Norwegian former lawyer (born 1972)

Marius Reikerås (born 19 June 1972) is a Norwegian former lawyer.

Reikerås was central in the court case where former North Sea divers demanded compensation from the state for health injuries they felt they had suffered during diving on offshore installations in the North Sea.

After losing the case of the North Sea divers in Oslo District Court in 2008, the focus turned to Reikerås itself. He had wrongly received 2 million Norwegian kroner from his former client Egil Anfindsen, an owner of a shipping company based in Bergen, Norway, who he had represented since 2003. One million Norwegian kroner was paid back in 2007 when the client's family became aware of these transactions, but they claimed there was still money missing. Police investigation resulted in a trial in which Reikerås was convicted in April 2009 to repay 1.3 million Norwegian kroner and legal costs to his former client. A month later, news came that the Norwegian Bar Association would revoke Reikerås’ lawyer's license. In 2010, Reikerås filed for bankruptcy after he had not managed to repay the money he had wrongly received from his former client. In 2011, Reikerås was sentenced to five months in prison for threatening fellow lawyer Helge Wesenberg, who had been hired by Reikerås’ former client's family.

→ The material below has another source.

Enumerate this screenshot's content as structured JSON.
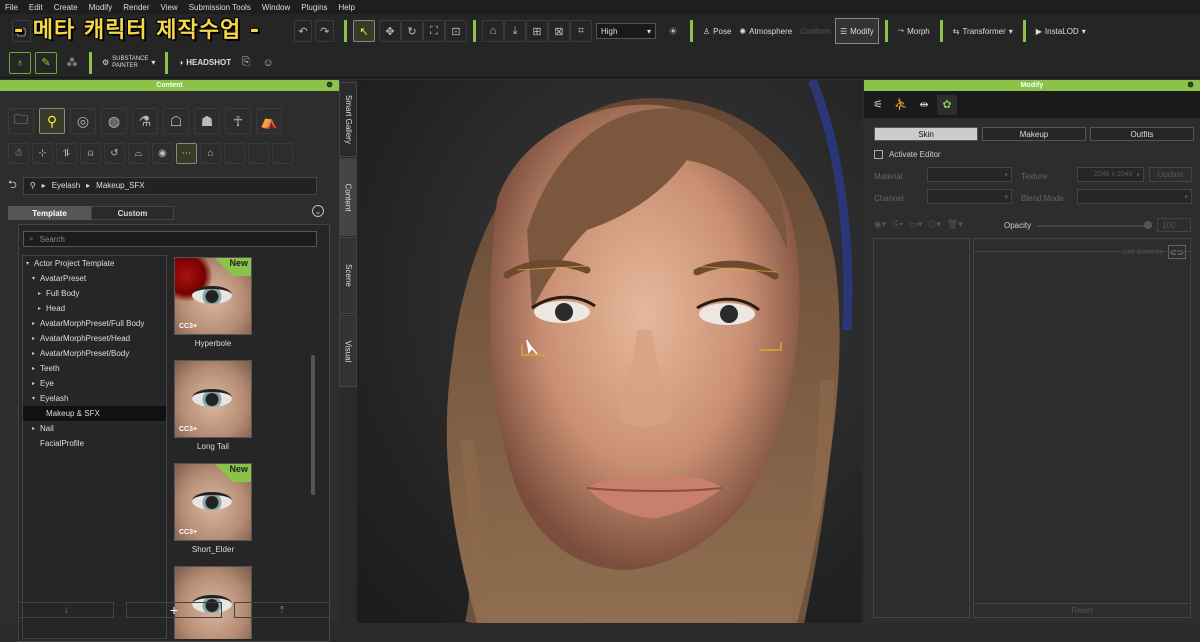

Lawyer Per Danielsen took over the case of the North Sea divers when Reikerås lost his license to practice law. This proved to be demanding as Reikerås refused to hand over the case documents. Later, Reikerås filed a lawsuit against Danielsen and his insurance company because Danielsen had filed a claim in Reikerås' bankruptcy estate. In 2015, the lawsuit was dismissed in Oslo District Court, and Reikerås was sentenced to half a million kroner in legal costs. The judgment was appealed, but Reikerås did not achieve anything in the Court of Appeal except that the costs of the case he had to cover for the counterpart were reduced to 322.500 Norwegian kroner.

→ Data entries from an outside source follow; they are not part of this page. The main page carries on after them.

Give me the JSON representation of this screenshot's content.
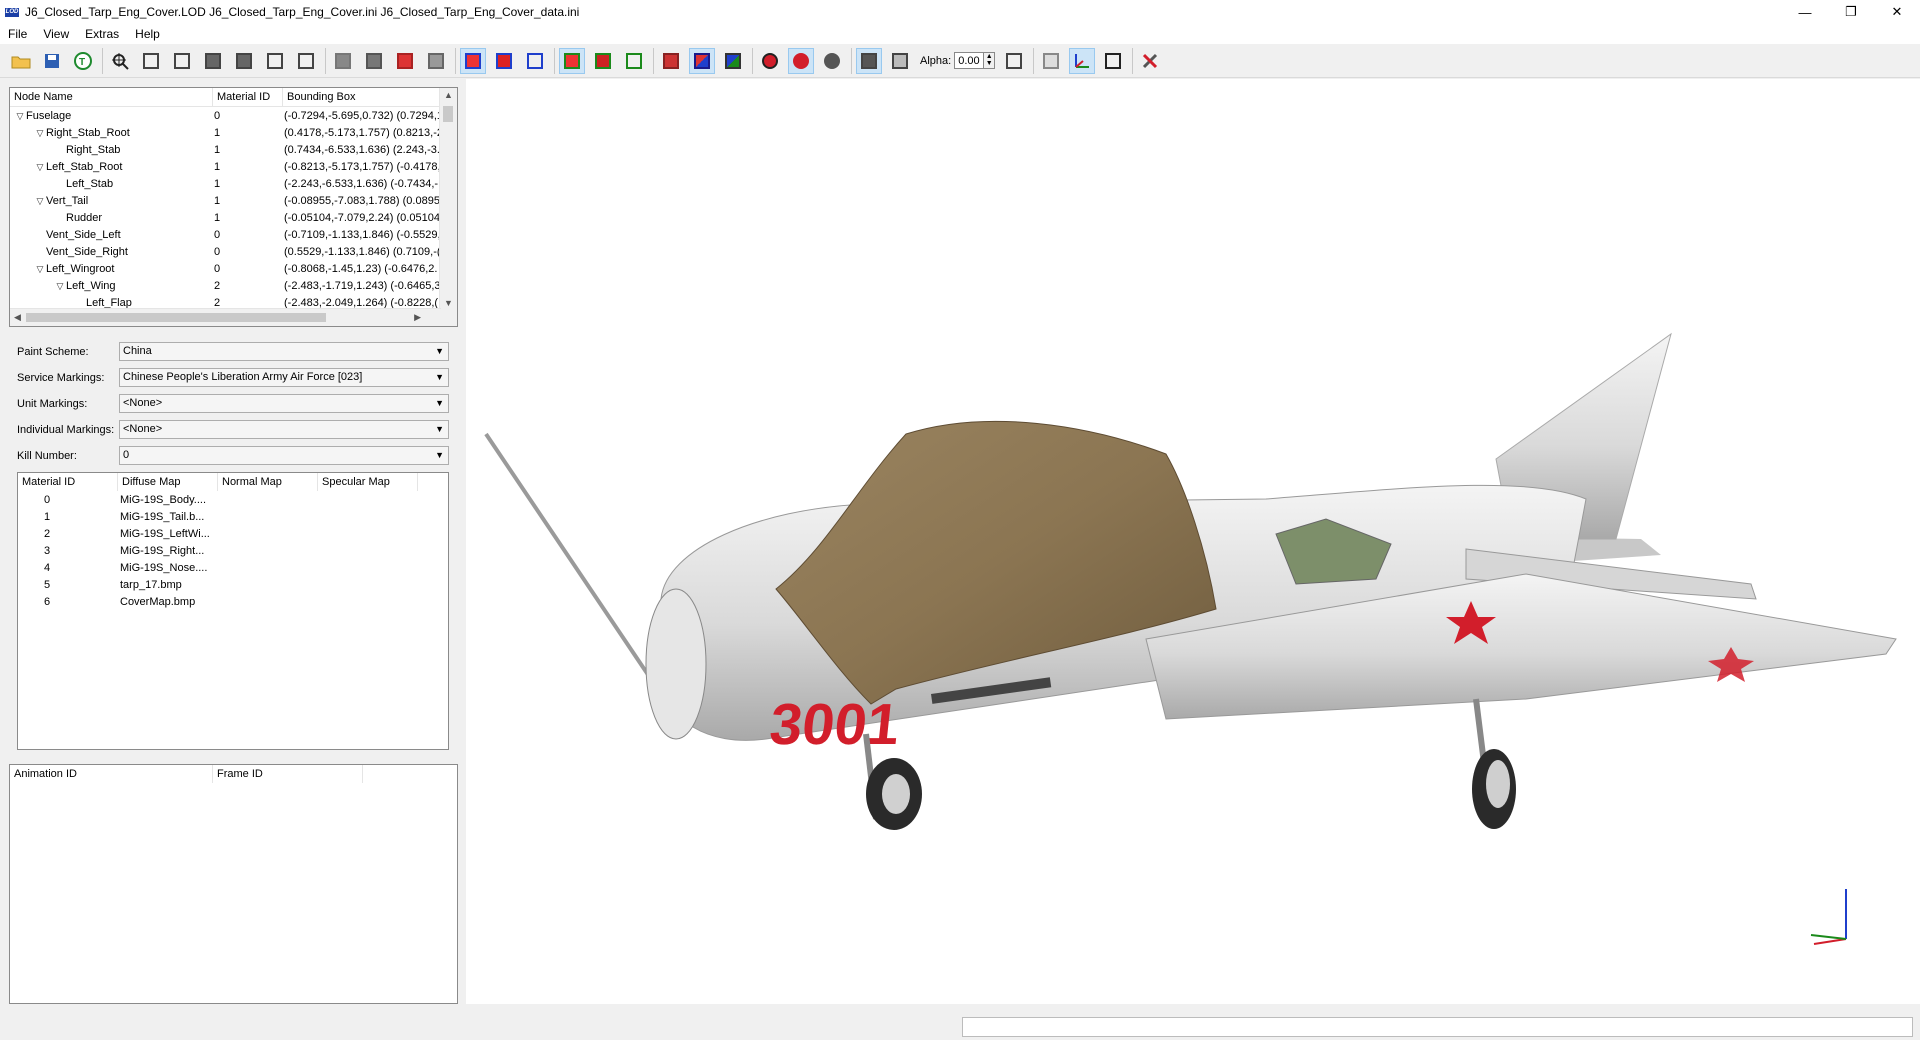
{
  "window": {
    "title": "J6_Closed_Tarp_Eng_Cover.LOD  J6_Closed_Tarp_Eng_Cover.ini  J6_Closed_Tarp_Eng_Cover_data.ini",
    "app_badge": "LOD",
    "minimize": "—",
    "maximize": "❐",
    "close": "✕"
  },
  "menu": [
    "File",
    "View",
    "Extras",
    "Help"
  ],
  "toolbar": {
    "alpha_label": "Alpha:",
    "alpha_value": "0.00"
  },
  "node_tree": {
    "columns": [
      "Node Name",
      "Material ID",
      "Bounding Box"
    ],
    "rows": [
      {
        "name": "Fuselage",
        "material": "0",
        "bbox": "(-0.7294,-5.695,0.732) (0.7294,1.",
        "depth": 0,
        "expanded": true
      },
      {
        "name": "Right_Stab_Root",
        "material": "1",
        "bbox": "(0.4178,-5.173,1.757) (0.8213,-2.",
        "depth": 1,
        "expanded": true
      },
      {
        "name": "Right_Stab",
        "material": "1",
        "bbox": "(0.7434,-6.533,1.636) (2.243,-3.",
        "depth": 2,
        "expanded": null
      },
      {
        "name": "Left_Stab_Root",
        "material": "1",
        "bbox": "(-0.8213,-5.173,1.757) (-0.4178,",
        "depth": 1,
        "expanded": true
      },
      {
        "name": "Left_Stab",
        "material": "1",
        "bbox": "(-2.243,-6.533,1.636) (-0.7434,-",
        "depth": 2,
        "expanded": null
      },
      {
        "name": "Vert_Tail",
        "material": "1",
        "bbox": "(-0.08955,-7.083,1.788) (0.0895",
        "depth": 1,
        "expanded": true
      },
      {
        "name": "Rudder",
        "material": "1",
        "bbox": "(-0.05104,-7.079,2.24) (0.05104",
        "depth": 2,
        "expanded": null
      },
      {
        "name": "Vent_Side_Left",
        "material": "0",
        "bbox": "(-0.7109,-1.133,1.846) (-0.5529,",
        "depth": 1,
        "expanded": null
      },
      {
        "name": "Vent_Side_Right",
        "material": "0",
        "bbox": "(0.5529,-1.133,1.846) (0.7109,-(",
        "depth": 1,
        "expanded": null
      },
      {
        "name": "Left_Wingroot",
        "material": "0",
        "bbox": "(-0.8068,-1.45,1.23) (-0.6476,2.",
        "depth": 1,
        "expanded": true
      },
      {
        "name": "Left_Wing",
        "material": "2",
        "bbox": "(-2.483,-1.719,1.243) (-0.6465,3.",
        "depth": 2,
        "expanded": true
      },
      {
        "name": "Left_Flap",
        "material": "2",
        "bbox": "(-2.483,-2.049,1.264) (-0.8228,(",
        "depth": 3,
        "expanded": null
      }
    ]
  },
  "markings": {
    "paint_scheme": {
      "label": "Paint Scheme:",
      "value": "China"
    },
    "service_markings": {
      "label": "Service Markings:",
      "value": "Chinese People's Liberation Army Air Force [023]"
    },
    "unit_markings": {
      "label": "Unit Markings:",
      "value": "<None>"
    },
    "individual_markings": {
      "label": "Individual Markings:",
      "value": "<None>"
    },
    "kill_number": {
      "label": "Kill Number:",
      "value": "0"
    }
  },
  "materials": {
    "columns": [
      "Material ID",
      "Diffuse Map",
      "Normal Map",
      "Specular Map"
    ],
    "rows": [
      {
        "id": "0",
        "diffuse": "MiG-19S_Body...."
      },
      {
        "id": "1",
        "diffuse": "MiG-19S_Tail.b..."
      },
      {
        "id": "2",
        "diffuse": "MiG-19S_LeftWi..."
      },
      {
        "id": "3",
        "diffuse": "MiG-19S_Right..."
      },
      {
        "id": "4",
        "diffuse": "MiG-19S_Nose...."
      },
      {
        "id": "5",
        "diffuse": "tarp_17.bmp"
      },
      {
        "id": "6",
        "diffuse": "CoverMap.bmp"
      }
    ]
  },
  "animations": {
    "columns": [
      "Animation ID",
      "Frame ID"
    ]
  },
  "model": {
    "nose_number": "3001"
  },
  "colors": {
    "accent_blue": "#1f3fcc",
    "toolbar_active": "#cce4f7",
    "marking_red": "#d21e2b",
    "tarp_brown": "#8b7552"
  }
}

In 2014, Fremskrittspartiet (Progress Party) politician and parliamentary representative Ulf Leirstein established a working group that would give him input in relation to possible breaches of the rule of law within the government. Marius Reikerås was appointed to head this group. When TV 2 confronted Leirstein with the suggestion that there were close ties between the group's members and conspiracy theorist environments, Leirstein chose to close down the group immediately. Reikerås has also written articles for the conspiracy theory websites Nyhetsspeilet and Riksavisen.

In 2016, Reikerås was convicted of having worked as a lawyer without a license, and received a fine of 25.000 Norwegian kroner. The verdict was appealed and in 2017 repealed by Gulating Court of Appeals. The case was brought up again in Bergen District Court in 2018, where Reikerås was convicted of having offered legal services without a license, and received a fine of 25.000 Norwegian kroner.

In recent years, Reikerås has focused on fighting the Norwegian Child Welfare Services on behalf of parents who are deprived of the right of care for their children.